The way it penciled out was: approximately $100 Billion per year divided by Iraq's 27 million people equals $3600. Iraq's GDP per capita is $3100.
And some believe the actual cost of the war is closer to $300 Billion per year.
Posted by: Grumpy | Aug 25, 2006 4:22:31 PM
Think I'll go live next to a pond, work only enough to buy food, so as not to have to owe taxes...hey, wait a minute, that's what I've been doing for the last seven months.
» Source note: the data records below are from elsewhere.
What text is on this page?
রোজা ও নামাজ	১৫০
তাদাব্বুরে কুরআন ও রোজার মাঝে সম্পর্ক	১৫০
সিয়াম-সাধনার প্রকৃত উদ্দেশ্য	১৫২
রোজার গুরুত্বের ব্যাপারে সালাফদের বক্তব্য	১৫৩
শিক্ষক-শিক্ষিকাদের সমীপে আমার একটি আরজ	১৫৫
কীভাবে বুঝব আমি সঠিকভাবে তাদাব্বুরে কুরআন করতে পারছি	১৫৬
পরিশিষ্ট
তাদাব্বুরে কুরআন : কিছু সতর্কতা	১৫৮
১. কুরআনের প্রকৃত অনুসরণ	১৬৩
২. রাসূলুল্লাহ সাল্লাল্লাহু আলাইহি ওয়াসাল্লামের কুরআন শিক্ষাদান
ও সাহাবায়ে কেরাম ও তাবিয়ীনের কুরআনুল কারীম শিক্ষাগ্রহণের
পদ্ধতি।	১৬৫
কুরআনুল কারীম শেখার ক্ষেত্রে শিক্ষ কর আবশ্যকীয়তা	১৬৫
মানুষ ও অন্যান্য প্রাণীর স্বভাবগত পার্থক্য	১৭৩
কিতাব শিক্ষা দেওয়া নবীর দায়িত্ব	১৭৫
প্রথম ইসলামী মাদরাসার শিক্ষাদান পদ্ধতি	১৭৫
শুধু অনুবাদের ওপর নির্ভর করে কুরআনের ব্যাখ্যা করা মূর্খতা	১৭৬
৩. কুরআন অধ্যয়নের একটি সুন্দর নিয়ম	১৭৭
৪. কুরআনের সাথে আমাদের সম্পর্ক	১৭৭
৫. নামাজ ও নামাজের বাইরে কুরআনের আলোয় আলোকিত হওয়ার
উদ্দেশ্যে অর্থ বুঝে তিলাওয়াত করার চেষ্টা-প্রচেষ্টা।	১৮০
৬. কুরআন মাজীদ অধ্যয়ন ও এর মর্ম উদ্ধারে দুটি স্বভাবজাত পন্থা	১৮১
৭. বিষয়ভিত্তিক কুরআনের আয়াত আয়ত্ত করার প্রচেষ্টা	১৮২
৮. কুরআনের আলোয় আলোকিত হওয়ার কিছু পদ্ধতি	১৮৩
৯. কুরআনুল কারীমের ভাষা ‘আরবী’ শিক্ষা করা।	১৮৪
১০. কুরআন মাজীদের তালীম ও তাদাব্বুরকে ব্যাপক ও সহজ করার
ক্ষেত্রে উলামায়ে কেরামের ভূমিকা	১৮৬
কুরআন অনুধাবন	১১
Cool!
Posted by: Steve Mudge | Aug 25, 2006 4:35:35 PM
leon, jesus died for somebody's sins but not mine.
and a word to the management -- if leon here sites the turner diaries, i bet he's anti semitic. why do you let this shit here?
and as for cato kids ... they remind me of the old jack benny joke.
benny is held up at gunpoint. the robber says, "your money or your life!" benny holds the silence in his exquisite timing until the robber says, again, "c'mon, buddy, your money or your life!" benny replies, "i'm thinking!"
i ask you folks -- am i the only one who feels repulsion with the cato folks and other libertarian organizations, and the over-emphasis on money, costs, and prices? they seem cheap, and i've always found cheap people appalling. it seems they have no other interests than lucre, which is a sign of a boring and limited personality.